Donnerstag ... wird es deutlich spannender als an den Vortagen. Auf dem nahen
Ostatlantik stößt ein thermisch gut ausgeprägter Langwellentrog etwas nach Süden
vor und greift im Tagesverlauf auf Irland und Großbritannien über. Damit steilt
die Höhenströmung über Mitteleuropa weiter auf und dreht auf Südwest. Am Boden
dominiert ein mehrkerniger Tiefdruckkomplex zwischen Island und Schottland,
wobei das südlichste Tief ein okkludierendes Frontensystem über Irland hinweg
ostwärts lenkt.

Daran bildet sich am Donnerstagvormittag in stark barokliner Umgebung ein
klassisches Randtief, das sich bis zum Abend schnell vertieft und zur südlichen
Nordsee zieht (Kerndruck nach ICON 12UTC etwas unter 970 hPa). Bis dahin folgt
auch IFS 00UTC den Resultaten von ICON 12UTC weitestgehend, wobei IFS sogar mit
einem etwas tieferen Kerndruck von 960 hPa rechnet. Damit verschärft sich im
Tagesverlauf auch der Gradient über der Westhälfte Deutschlands mit stürmischen
Böen oder einzelnen Sturmböen aus Süd bis Südwest in den tieferen Lagen und
schweren Sturmböen im höheren Bergland.

Ein besonders Auge muss aber auf die Entwicklung in der Nacht zum Freitag
geworfen werden. ICON setzt weiterhin auf die Passage eines markanten
Bodentroges, der während der Nacht über den Nordwesten hinweg nach Dänemark
schwenken soll. Dabei erhöhte der ICON 12UTC nochmals die Böenprognose von ICON
06UTC und bringt für die Nordseeküste Werte von teils deutlich mehr als 100 bis
110 km/h. Wenngleich die synoptischen Basisfelder von IFS ähnlich zu ICON sind,
wird der Bodentrog von IFS deutlich schwächer konturiert gerechnet. Daraus
resultieren bei IFS Böen bis etwa 80 km/h im Bereich der Deutschen Bucht. Die
aktuellen EPS von ICON 12UTC ergeben für die exponierten Küstenabschnitten
geringe Wahrscheinlichkeiten für mehr als 140 km/h, etwa 25 % für Orkanböen und
etwas über 40 % für orkanartige Böen. Besonders die flächige Ausdehnung des
Windfeldes nach Süden und Osten wird noch einigen Änderungen unterliegen.
Jedenfalls sollte auf diese Entwicklung bei den nächsten Läufen geachtet werden.

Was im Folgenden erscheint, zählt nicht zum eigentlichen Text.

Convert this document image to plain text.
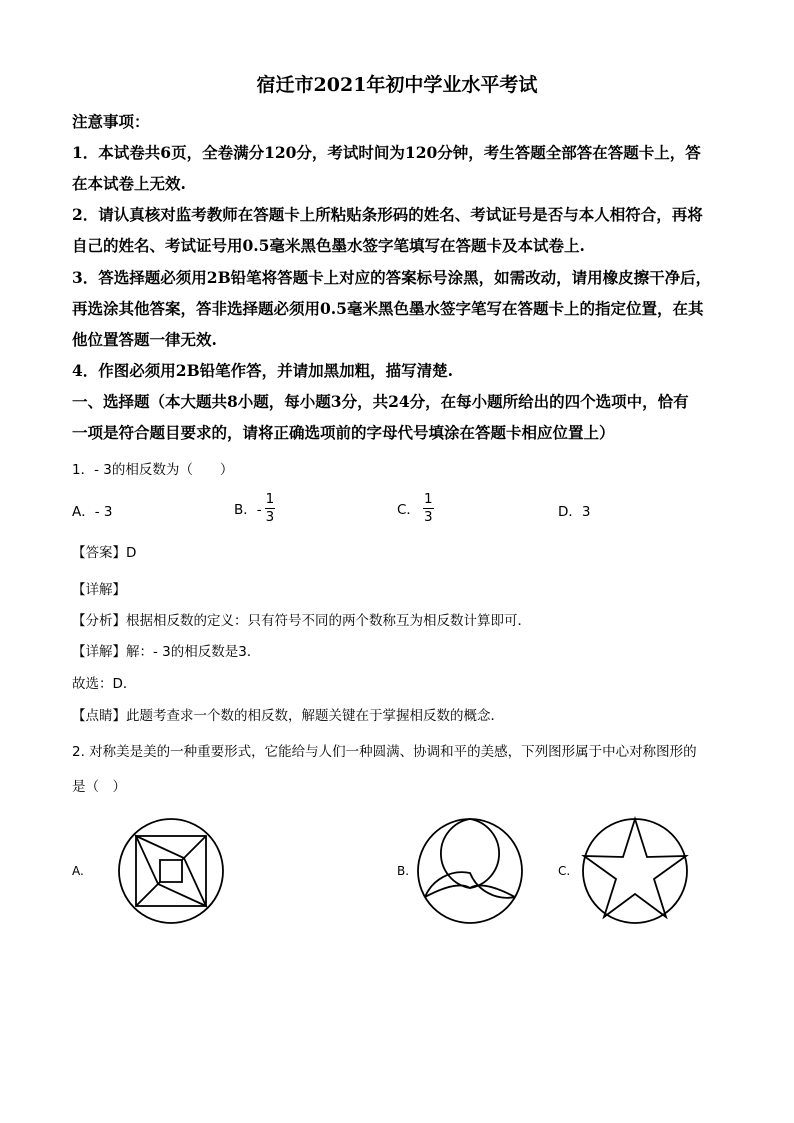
宿迁市2021年初中学业水平考试
注意事项：
1．本试卷共6页，全卷满分120分，考试时间为120分钟，考生答题全部答在答题卡上，答
在本试卷上无效.
2．请认真核对监考教师在答题卡上所粘贴条形码的姓名、考试证号是否与本人相符合，再将
自己的姓名、考试证号用0.5毫米黑色墨水签字笔填写在答题卡及本试卷上.
3．答选择题必须用2B铅笔将答题卡上对应的答案标号涂黑，如需改动，请用橡皮擦干净后，
再选涂其他答案，答非选择题必须用0.5毫米黑色墨水签字笔写在答题卡上的指定位置，在其
他位置答题一律无效.
4．作图必须用2B铅笔作答，并请加黑加粗，描写清楚.
一、选择题（本大题共8小题，每小题3分，共24分，在每小题所给出的四个选项中，恰有
一项是符合题目要求的，请将正确选项前的字母代号填涂在答题卡相应位置上）
1．- 3的相反数为（　　）
A．- 3	B．- $\frac{1}{3}$	C． $\frac{1}{3}$	D．3
【答案】D
【详解】
【分析】根据相反数的定义：只有符号不同的两个数称互为相反数计算即可．
【详解】解：- 3的相反数是3．
故选：D．
【点睛】此题考查求一个数的相反数，解题关键在于掌握相反数的概念．
2. 对称美是美的一种重要形式，它能给与人们一种圆满、协调和平的美感，下列图形属于中心对称图形的
是（　）
A.	B.	C.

Der Wind wird zwar am Donnerstag und in der Nacht zum Freitag das markante
Warnelement sein, doch induziert durch weitere WLA setzen sich die Regenfälle im
Süden fort und weiten sich im Tagesverlauf auf den Norden und die Mitte auf.
Schließlich halten diese bis in die zweite Nachthälfte an und klingen nach
Passage der Kaltfront ab. Akkumuliert ergeben sich bis dahin für den Schwarzwald
bis zu 60 l/qm, sonst in den Staulagen der westlichen und zentralen
Mittelgebirge um 30 l/qm. Eventuelle Dauerregenwarnungen stehen daher in
Diskussion, Entscheidungen müssen aber heute noch nicht gefällt werden.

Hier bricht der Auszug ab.